The Kurdish led “Rojava Revolution” in northern Syria is an interesting development in an otherwise bleak situation. The Kurds are an oppressed minority in several countries, and have been fighting for their rights and even existence for generations. The recent political turn in organizations such as the PKK (Kurdistan Workers’ Party) and its Syrian counterparts the TEV-DEM, PYD, YPG, and YPJ away from an authoritarian cult of personality and towards “Social Anarchism” is a positive development. Their tenacity and fierce independence from all the varying vested interests that have exacerbated the Syrian civil war is a lesson for movements all over the world. Not that we all should immediately take up armed struggle, but rather that we should take a long, hard look at our material conditions and our organizations to see if we are really operating as effectively as we could; or are we just repeating the forms of struggle from a previous generation? How are we being innovative, dynamic, and projecting a sense that we can actually win?
It would be interesting to have an exchange between organizers in the BLM movement here and social movements in Rojava and Palestine. This sort of thing already exists for Palestine, though largely geared towards college students. Despite the many impediments to such an exchange program (money, travelling to a war zone, etc) it would benefit US based organizers to see a social movement that is winning not just territory but also remaking society. This is all speculation, but it seems that Rojava needs aid, and not just in the form of weapons and troops; while those of us here need to be able to see and experience what real victory looks like and will take to accomplish.
Recent years have seen a resurgence of right-wing violence, such as the Charleston Emmanuel AME massacre and the shooting of protesters in Minneapolis.
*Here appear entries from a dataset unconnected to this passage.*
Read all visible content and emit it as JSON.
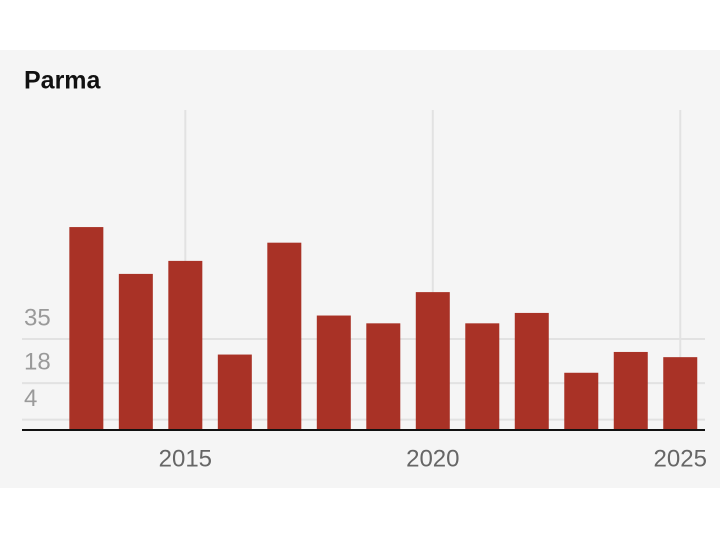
{
  "chart_data": {
    "type": "bar",
    "title": "Parma",
    "x": [
      2013,
      2014,
      2015,
      2016,
      2017,
      2018,
      2019,
      2020,
      2021,
      2022,
      2023,
      2024,
      2025
    ],
    "values": [
      78,
      60,
      65,
      29,
      72,
      44,
      41,
      53,
      41,
      45,
      22,
      30,
      28
    ],
    "color": "#a93226",
    "xlim": [
      2011.7,
      2025.5
    ],
    "xticks": [
      2015,
      2020,
      2025
    ],
    "ylim": [
      0,
      123
    ],
    "yticks": [
      4,
      18,
      35
    ],
    "grid": true
  }
}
How should we orient ourselves to this rise in violence?
The best defense against right wing extremists is to build deep connections to the masses. They can provide things like political cover and safe houses to movements and organizations. As for armed defense of protests and movement meetings and places, it can be useful and necessary at times but must not be main focus of organizing efforts. When used, it must be in service of a broader plan. It would be a mistake to jump the gun without laying the organizing base which can support that escalation and the repression which will likely follow it. The main enemy we face now is the State, through its organizations like the police and prison system, not the extra-parliamentary right, for now. Police and prisons are much more dangerous to Black people than the current KKK or militias and wield infinitely greater power in our society.